Achievable Goals: Students, generally, want to please their teachers. Years of failure or feelings of incompetence may make the child defiant or disengaged, but nearly all children would like to feel successful. It is important, then, that teachers assist students in developing their own goals that are achievable. With disaffected students it may be best to start with short term goals and build up to longer term goals. The important thing is that the student gets a feeling of success by achieving a personally developed goal.
Nothing said here is a panacea and even the best, hardest working, most dedicated teachers will fail in their efforts to motivate some children. The real problem for our English teacher above is not that her efforts fell short or that her students were lazy, but that she and her students were trapped in an antiquated evaluation system that forces teachers to label kids as failures for lack of apparent effort.

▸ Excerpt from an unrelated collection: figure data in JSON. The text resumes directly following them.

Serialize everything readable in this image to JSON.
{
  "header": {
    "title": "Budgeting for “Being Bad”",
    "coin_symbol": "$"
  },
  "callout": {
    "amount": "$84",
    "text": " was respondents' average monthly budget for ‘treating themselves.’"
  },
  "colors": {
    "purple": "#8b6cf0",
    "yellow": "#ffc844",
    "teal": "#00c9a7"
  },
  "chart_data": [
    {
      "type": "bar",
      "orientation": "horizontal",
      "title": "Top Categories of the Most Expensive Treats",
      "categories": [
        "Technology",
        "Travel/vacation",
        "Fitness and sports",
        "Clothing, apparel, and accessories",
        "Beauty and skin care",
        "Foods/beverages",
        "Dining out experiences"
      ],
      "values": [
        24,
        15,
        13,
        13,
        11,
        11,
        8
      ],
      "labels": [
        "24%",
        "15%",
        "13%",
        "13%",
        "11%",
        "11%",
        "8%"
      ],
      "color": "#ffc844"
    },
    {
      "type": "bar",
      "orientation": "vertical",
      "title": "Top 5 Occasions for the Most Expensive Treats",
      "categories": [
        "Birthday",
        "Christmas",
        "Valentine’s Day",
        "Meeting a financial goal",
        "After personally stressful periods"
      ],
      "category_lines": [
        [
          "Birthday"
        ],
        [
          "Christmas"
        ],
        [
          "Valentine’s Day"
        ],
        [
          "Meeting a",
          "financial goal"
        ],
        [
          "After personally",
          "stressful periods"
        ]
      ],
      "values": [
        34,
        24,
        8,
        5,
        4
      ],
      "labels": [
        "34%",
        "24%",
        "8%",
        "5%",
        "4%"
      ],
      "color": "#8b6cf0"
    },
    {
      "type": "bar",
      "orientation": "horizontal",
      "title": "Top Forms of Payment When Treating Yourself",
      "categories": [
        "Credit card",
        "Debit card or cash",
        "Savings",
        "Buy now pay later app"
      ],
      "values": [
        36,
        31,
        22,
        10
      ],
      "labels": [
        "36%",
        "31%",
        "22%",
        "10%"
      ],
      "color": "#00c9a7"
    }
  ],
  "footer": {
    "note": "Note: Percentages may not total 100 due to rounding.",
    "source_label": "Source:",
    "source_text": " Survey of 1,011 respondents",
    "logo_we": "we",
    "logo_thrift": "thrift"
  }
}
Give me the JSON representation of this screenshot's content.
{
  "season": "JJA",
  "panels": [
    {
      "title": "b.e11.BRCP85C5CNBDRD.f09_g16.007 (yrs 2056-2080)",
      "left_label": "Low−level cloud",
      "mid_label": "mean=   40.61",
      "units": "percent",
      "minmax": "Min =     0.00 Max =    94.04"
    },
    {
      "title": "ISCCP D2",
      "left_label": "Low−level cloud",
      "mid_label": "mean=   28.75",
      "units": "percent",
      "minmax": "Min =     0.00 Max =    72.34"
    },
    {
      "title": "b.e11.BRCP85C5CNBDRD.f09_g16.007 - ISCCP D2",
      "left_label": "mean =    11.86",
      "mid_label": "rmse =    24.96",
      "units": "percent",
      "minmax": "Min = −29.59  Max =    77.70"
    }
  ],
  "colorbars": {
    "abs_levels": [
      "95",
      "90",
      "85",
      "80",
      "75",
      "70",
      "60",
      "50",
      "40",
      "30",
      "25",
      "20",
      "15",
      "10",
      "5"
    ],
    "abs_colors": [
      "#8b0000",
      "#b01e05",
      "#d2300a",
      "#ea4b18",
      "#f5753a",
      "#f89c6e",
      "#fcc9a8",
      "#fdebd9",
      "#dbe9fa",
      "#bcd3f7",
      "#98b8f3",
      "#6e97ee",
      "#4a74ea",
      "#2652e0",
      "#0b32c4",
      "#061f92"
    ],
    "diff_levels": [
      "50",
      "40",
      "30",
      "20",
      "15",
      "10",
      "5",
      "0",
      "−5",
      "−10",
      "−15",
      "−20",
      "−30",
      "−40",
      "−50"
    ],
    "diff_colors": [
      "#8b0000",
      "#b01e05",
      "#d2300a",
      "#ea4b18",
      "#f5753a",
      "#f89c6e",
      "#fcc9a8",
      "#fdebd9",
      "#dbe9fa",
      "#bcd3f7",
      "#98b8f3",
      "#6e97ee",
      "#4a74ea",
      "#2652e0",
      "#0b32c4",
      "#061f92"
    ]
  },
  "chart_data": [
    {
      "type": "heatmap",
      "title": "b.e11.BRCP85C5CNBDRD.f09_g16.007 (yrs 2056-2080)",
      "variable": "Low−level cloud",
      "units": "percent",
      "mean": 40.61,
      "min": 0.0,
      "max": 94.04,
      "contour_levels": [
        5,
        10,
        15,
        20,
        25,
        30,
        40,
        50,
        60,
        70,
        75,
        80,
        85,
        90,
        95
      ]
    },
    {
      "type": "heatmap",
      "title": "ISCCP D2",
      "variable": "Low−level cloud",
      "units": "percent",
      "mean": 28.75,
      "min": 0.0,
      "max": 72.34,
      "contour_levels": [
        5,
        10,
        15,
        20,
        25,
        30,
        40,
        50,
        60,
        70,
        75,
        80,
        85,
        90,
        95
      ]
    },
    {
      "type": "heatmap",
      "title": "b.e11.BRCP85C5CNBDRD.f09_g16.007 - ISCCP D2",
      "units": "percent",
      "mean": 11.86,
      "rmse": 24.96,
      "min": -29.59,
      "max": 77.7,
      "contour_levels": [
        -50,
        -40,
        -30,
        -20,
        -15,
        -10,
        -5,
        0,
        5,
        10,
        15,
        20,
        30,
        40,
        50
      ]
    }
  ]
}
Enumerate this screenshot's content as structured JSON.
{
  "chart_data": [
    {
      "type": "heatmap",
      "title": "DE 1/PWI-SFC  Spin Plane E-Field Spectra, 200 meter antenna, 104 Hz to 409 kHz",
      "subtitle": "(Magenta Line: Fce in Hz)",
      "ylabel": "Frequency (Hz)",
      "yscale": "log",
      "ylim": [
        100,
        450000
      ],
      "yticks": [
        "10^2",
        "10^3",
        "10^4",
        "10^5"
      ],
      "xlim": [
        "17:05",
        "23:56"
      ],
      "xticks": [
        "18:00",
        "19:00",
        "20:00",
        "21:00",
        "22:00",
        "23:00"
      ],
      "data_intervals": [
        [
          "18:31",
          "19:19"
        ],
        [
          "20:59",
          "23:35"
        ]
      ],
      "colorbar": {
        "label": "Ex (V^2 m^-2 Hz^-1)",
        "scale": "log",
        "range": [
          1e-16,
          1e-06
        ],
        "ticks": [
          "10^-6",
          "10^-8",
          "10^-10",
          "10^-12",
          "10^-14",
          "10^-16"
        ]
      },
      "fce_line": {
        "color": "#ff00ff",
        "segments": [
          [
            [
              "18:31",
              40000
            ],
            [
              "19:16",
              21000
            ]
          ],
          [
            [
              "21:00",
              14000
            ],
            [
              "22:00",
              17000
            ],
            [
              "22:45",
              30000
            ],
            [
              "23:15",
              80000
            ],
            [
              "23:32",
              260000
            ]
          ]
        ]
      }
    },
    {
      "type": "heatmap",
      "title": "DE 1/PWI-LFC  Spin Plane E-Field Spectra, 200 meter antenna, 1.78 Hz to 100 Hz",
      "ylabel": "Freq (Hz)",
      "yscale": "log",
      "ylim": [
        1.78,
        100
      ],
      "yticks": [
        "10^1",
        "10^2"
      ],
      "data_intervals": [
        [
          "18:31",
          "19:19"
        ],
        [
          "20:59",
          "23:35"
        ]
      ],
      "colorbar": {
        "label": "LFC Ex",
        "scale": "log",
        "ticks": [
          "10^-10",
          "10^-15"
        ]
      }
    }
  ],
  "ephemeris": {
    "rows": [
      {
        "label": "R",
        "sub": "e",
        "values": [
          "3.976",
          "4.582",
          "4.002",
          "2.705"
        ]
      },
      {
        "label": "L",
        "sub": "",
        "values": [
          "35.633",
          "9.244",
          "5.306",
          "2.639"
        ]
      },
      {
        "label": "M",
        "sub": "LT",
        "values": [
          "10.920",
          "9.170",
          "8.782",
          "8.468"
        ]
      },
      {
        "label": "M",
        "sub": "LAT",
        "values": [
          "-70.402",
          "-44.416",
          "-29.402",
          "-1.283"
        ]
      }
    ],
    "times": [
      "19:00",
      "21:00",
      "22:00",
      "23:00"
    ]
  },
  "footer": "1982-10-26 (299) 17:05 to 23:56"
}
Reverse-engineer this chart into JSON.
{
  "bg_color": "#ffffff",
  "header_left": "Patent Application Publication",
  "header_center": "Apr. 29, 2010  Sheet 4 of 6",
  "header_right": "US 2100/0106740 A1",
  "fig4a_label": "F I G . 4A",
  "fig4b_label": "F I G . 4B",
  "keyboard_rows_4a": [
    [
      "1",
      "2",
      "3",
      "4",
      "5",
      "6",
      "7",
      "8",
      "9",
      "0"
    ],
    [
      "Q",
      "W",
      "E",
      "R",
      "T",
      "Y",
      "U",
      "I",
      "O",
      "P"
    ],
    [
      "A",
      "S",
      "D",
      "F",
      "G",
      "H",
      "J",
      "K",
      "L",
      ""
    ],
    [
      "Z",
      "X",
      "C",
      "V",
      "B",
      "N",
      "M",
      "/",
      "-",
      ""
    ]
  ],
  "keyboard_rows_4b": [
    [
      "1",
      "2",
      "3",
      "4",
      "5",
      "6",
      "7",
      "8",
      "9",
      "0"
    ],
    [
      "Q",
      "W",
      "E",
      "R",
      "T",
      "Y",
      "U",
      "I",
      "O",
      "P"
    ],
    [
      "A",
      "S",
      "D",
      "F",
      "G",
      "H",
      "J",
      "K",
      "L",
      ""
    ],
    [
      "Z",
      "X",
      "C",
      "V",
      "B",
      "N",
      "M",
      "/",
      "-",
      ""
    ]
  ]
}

A former school superintendent that I worked with used to ask all prospective teaching candidates this question in an interview, “Is student failure teacher failure?” My answer to that question would be a qualified, “Yes.” It is the responsibility of every teacher to do his/her best to meet the needs of every student and to find a way to motivate and educate even the most recalcitrant student. When we fail to do this, we have, in some sense failed. We must, however realize that it is impossible to reach all, and though we might fail on occasion, we need to face the challenges of a new class and once again set a goal to reach every student, even if we know that goal is a stretch.
Friedman and Duncan may feel comfortable blaming America’s parents and children for a lack of effort, but as teachers we cannot fall into that trap. Ultimately, where professional educators must come down is on the side of the children and assert that there are no lazy students. As teachers we must not blame the students; we must peel back the layers of disaffection the child uses for protection to find the key to that individual student’s wants, needs and desires. That is in every teacher’s job description.